EUA: Mercado reage ao impacto no estreito de Ormuz, por onde passam 20% do petróleo do mundo (makhnach/Freepik)
Publicado em 17 de maio de 2026 às 20h23.
Os preços do petróleo começaram a semana em alta na noite do domingo, 17, em meio ao agravamento das tensões no Oriente Médio e a novas ameaças do presidente dos Estados Unidos, Donald Trump, contra o Irã.
O barril Brent, referência internacional da commodity, abriu cotado a US$ 110,26 e chegou a US$ 110,98, avanço de 0,92%. Na semana passada, o petróleo já havia acumulado valorização de 7,80%.
A alta foi impulsionada por uma combinação de fatores, entre eles ataques com drones nos Emirados Árabes Unidos, um incêndio nas proximidades da usina nuclear de Barakah e a escalada do conflito envolvendo Teerã e Washington.
Nos Estados Unidos, o petróleo WTI (West Texas Intermediate) também registrou valorização. O barril avançava 1,52%, negociado a US$ 102,34, na noite de domingo.

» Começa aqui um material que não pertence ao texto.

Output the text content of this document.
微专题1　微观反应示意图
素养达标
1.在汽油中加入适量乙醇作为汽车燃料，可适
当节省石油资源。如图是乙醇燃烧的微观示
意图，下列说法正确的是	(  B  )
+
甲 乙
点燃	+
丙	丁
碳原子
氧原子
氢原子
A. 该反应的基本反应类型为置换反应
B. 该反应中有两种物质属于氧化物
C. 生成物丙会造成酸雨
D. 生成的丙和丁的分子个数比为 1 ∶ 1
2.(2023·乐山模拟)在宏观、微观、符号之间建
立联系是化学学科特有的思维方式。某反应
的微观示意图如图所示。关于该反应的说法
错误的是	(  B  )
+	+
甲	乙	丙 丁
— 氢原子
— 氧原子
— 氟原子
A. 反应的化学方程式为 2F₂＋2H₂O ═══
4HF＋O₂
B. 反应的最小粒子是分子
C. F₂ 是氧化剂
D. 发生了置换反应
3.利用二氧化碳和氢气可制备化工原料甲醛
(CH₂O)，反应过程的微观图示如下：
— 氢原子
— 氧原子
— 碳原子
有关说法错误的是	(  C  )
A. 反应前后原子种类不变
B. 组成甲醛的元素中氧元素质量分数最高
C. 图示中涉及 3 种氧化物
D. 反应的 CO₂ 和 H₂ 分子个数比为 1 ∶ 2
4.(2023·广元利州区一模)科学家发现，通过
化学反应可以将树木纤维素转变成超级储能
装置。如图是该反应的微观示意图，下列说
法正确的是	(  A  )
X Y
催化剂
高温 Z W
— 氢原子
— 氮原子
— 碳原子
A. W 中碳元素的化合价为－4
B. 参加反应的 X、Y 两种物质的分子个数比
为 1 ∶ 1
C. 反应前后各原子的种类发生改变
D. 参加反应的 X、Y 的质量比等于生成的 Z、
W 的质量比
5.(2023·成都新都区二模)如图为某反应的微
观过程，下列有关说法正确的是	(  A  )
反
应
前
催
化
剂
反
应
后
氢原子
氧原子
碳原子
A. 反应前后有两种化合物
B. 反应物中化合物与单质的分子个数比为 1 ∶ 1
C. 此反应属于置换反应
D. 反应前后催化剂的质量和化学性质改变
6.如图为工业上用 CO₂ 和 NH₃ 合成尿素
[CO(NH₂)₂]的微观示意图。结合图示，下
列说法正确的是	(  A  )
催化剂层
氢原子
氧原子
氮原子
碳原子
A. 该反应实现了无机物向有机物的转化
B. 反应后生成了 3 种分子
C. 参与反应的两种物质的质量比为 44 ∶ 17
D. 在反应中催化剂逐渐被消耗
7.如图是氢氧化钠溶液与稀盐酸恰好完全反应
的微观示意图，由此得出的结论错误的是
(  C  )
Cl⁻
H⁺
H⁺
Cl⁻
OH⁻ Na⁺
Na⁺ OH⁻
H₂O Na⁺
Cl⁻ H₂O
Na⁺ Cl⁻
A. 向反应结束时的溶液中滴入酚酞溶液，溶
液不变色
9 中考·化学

O mercado acompanha com preocupação a dificuldade do governo americano em reduzir a tensão na região. O impasse mantém incertezas sobre a situação no estreito de Ormuz, passagem estratégica por onde transita cerca de 20% da produção global de petróleo e gás.
Neste domingo, Trump voltou a ameaçar o Irã, cerca de dois meses e meio após o início da ofensiva contra Teerã. Em publicação na rede Truth Social, o presidente americano afirmou que o país persa precisa agir rapidamente. “Para o Irã, o tempo está se esgotando, e é melhor eles se mexerem, rápido, ou não restará nada deles”, escreveu.
As negociações diretas entre representantes dos dois países seguem interrompidas desde um encontro realizado no Paquistão, em meados de abril.
Antes da nova declaração de Trump, o governo iraniano já havia emitido um alerta aos Estados Unidos. O porta-voz das Forças Armadas iranianas, Abolfazl Shekarchi, afirmou que uma nova ofensiva contra o país teria consequências inéditas.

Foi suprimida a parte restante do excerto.